Ekspresi Cinta pada Kelahiran Nabi ﷺ

Posted on 08 September 2025


Ketika hati manusia dipenuhi rasa bahagia dan sukacita, biasanya kegembiraan itu akan terpancar ke wajah, terwujud dalam gerak, serta terlihat dalam amal dan perilaku. Maka demikian pula halnya dengan kita, umat Islam, ketika menyambut kelahiran Nabi Muhammad ﷺ. Rasa bahagia dan syukur itu sepatutnya kita tunjukkan dengan cara yang mulia: memperbanyak ibadah, ketaatan, serta mendekatkan diri kepada Allah ﷻ.

Bentuk kegembiraan itu bukan hanya sekadar ekspresi lahiriah, tetapi terikat pada sunnah dan teladan beliau. Sebagaimana diriwayatkan dalam hadis sahih Muslim, ketika Rasulullah ﷺ ditanya tentang puasa hari Senin, beliau menjawab:

ذَاكَ يَوْمٌ وُلِدْتُ فِيهِ
“Itu adalah hari aku dilahirkan.” (HR, Muslim)

Jawaban Nabi ﷺ ini memberikan dasar yang kuat: mengaitkan kelahiran beliau dengan amal ibadah. Seorang muslim dapat berpuasa pada hari Senin sebagai ungkapan syukur kepada Allah ﷻ atas anugerah kelahiran Rasul terakhir, rahmat bagi seluruh alam.

Lebih dari itu, dalam sejarah kita mendapati landasan lain. Ketika Nabi ﷺ hijrah ke Madinah, beliau mendapati kaum Yahudi berpuasa pada hari tertentu. Beliau bertanya mengapa mereka berpuasa. Mereka menjawab: “Kami berpuasa sebagai bentuk syukur kepada Allah karena Dia telah menyelamatkan Mūsā dan membinasakan Fir‘aun.” Maka Nabi ﷺ bersabda:

نَحْنُ أَحَقُّ بِمُوسَى مِنْكُمْ
“Kami lebih berhak atas Musa daripada kalian.” (HR Bukhari dan Muslim)

Lalu beliau berpuasa dan memerintahkan umat Islam untuk berpuasa pada hari itu.

Inilah logika syukur yang diajarkan Nabi ﷺ. Jika kaum Yahudi saja mensyukuri nikmat keselamatan Mūsā dengan ibadah, maka kita sebagai umat Islam jauh lebih layak mensyukuri kelahiran Muhammad ﷺ dengan amal saleh, ibadah, dan ketaatan.

Maka, perayaan Maulid bukan sekadar seremoni.

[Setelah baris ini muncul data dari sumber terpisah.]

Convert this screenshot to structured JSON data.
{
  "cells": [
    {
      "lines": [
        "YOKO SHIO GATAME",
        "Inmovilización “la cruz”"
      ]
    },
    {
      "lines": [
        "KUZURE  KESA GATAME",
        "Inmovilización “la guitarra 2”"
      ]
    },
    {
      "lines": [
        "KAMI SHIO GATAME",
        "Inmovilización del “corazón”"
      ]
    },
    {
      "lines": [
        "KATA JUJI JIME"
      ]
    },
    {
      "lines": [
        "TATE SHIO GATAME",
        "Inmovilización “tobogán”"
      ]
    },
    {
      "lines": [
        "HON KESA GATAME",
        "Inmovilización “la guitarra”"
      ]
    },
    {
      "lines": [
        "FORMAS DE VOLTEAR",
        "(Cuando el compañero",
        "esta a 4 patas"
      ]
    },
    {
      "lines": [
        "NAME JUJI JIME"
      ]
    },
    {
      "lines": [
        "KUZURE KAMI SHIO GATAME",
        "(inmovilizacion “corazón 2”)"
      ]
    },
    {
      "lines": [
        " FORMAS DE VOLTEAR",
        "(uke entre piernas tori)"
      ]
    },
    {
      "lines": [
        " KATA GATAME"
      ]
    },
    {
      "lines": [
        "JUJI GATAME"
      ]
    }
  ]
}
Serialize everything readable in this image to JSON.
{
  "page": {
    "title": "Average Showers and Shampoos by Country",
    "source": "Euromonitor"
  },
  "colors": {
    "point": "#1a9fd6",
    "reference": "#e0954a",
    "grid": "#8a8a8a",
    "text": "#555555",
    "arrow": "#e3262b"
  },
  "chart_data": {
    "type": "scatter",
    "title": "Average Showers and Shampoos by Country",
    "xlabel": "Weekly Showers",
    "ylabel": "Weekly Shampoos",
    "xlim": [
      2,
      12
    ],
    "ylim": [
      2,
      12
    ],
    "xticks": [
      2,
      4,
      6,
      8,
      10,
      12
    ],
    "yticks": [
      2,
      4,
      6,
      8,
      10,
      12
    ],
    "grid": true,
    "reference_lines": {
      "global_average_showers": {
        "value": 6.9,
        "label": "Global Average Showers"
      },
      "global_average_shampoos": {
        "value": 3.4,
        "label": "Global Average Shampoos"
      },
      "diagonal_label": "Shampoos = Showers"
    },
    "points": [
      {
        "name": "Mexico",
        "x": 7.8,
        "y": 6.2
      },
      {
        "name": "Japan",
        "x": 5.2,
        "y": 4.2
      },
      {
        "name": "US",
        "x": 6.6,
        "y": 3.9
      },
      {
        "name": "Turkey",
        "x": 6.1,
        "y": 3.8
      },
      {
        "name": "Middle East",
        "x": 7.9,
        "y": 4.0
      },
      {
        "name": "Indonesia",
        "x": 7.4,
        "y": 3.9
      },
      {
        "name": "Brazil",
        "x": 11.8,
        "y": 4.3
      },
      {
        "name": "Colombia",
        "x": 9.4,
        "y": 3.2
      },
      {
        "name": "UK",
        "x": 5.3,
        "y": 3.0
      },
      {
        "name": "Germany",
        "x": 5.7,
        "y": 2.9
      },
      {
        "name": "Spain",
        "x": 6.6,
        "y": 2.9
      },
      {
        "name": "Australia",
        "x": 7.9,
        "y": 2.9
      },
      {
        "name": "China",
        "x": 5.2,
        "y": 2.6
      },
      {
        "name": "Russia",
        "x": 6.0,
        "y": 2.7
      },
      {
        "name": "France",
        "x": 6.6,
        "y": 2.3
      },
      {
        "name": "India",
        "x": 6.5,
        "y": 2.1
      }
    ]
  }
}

Ia adalah ekspresi cinta, rasa syukur, dan kebahagiaan yang diterjemahkan dalam amal nyata: memperbanyak doa, sedekah, salawat, tilawah, qiyām, bahkan puasa. Semua itu adalah bentuk syukur kepada Allah ﷻ, sebagaimana diajarkan langsung oleh Rasulullah ﷺ. RA(*)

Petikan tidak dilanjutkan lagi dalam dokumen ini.